|
#1
|
|||
|
|||
Re: GF Birthdays.
[ QUOTE ]
pseudo present of dinner at a different place that costs $40/head for pseudo gf. [/ QUOTE ] My thoughts exactly. Get her a pseudo-gift...maybe a picture of whatever she would get if she were your actual girlfriend. I'm sure she'll love it and want to have your babies. |
#2
|
|||
|
|||
Re: GF Birthdays.
Tell her you'll get her the moon boots, but only if she learns the entire final dance sequence from Napoleon Dynamite and performs it for you in nothing but the boots.
|
#3
|
|||
|
|||
Re: GF Birthdays.
Until she's your wife, you're a sucker to buy the boots.
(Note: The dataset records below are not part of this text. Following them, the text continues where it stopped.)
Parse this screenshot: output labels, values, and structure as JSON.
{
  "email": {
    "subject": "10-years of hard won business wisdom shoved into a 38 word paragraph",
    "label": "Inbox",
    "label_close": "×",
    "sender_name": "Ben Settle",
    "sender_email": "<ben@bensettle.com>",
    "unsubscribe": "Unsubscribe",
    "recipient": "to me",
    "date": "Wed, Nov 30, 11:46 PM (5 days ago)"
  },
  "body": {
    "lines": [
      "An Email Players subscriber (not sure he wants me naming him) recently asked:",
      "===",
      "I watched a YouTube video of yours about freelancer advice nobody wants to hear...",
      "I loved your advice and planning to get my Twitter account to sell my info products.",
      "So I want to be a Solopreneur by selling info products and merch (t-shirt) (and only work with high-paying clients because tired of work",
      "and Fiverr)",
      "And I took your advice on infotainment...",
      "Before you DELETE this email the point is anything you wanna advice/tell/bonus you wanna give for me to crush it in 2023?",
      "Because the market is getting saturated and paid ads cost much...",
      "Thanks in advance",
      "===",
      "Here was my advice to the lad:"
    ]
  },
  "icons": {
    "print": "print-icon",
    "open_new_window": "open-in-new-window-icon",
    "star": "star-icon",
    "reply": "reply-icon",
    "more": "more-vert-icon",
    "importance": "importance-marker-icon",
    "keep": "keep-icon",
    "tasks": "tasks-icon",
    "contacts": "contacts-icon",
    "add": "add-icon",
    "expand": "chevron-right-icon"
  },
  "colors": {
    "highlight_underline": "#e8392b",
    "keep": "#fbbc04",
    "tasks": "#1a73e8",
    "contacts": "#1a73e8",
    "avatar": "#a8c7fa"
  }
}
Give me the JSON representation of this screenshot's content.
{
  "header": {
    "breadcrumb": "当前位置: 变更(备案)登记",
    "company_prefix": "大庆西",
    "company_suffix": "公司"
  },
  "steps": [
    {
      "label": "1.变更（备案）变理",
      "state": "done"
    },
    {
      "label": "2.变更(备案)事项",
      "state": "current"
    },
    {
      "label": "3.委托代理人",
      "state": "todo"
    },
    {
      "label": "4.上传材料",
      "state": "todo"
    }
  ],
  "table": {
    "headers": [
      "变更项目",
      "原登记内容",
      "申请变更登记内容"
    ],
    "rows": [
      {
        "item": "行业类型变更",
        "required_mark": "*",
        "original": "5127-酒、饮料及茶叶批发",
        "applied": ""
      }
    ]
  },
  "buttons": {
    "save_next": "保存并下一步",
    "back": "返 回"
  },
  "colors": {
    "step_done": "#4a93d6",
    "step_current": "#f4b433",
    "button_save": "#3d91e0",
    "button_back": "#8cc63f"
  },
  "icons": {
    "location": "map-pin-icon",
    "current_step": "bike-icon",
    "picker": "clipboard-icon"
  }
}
Go for the steak and have her friend pay.
|
#4
|
|||
|
|||
Re: GF Birthdays.
Perfume for $100. |
#5
|
|||
|
|||
Re: GF Birthdays.
Buy a cheap pair of moon boots-preferably ones which have been used already and are quite worn-and just slap on two pieces of masking tape with "Dior" messily written on them.
|
#6
|
|||
|
|||
Re: GF Birthdays.
Cashmere socks
|
#7
|
|||
|
|||
Re: GF Birthdays.
Take her to an even nicer restaurant.
|
#8
|
|||
|
|||
Re: GF Birthdays.
[ QUOTE ]
Cashmere socks [/ QUOTE ] cashmere slippers. |
#9
|
|||
|
|||
Re: GF Birthdays.
Broadway play if she's a JAP
|
#10
|
|||
|
|||
Re: GF Birthdays.
What the hell is a pseudo girlfriend and why would anyone buy one $400 boots? Damn money-grubbing women. Just give her the unlimited beef bonanza at home.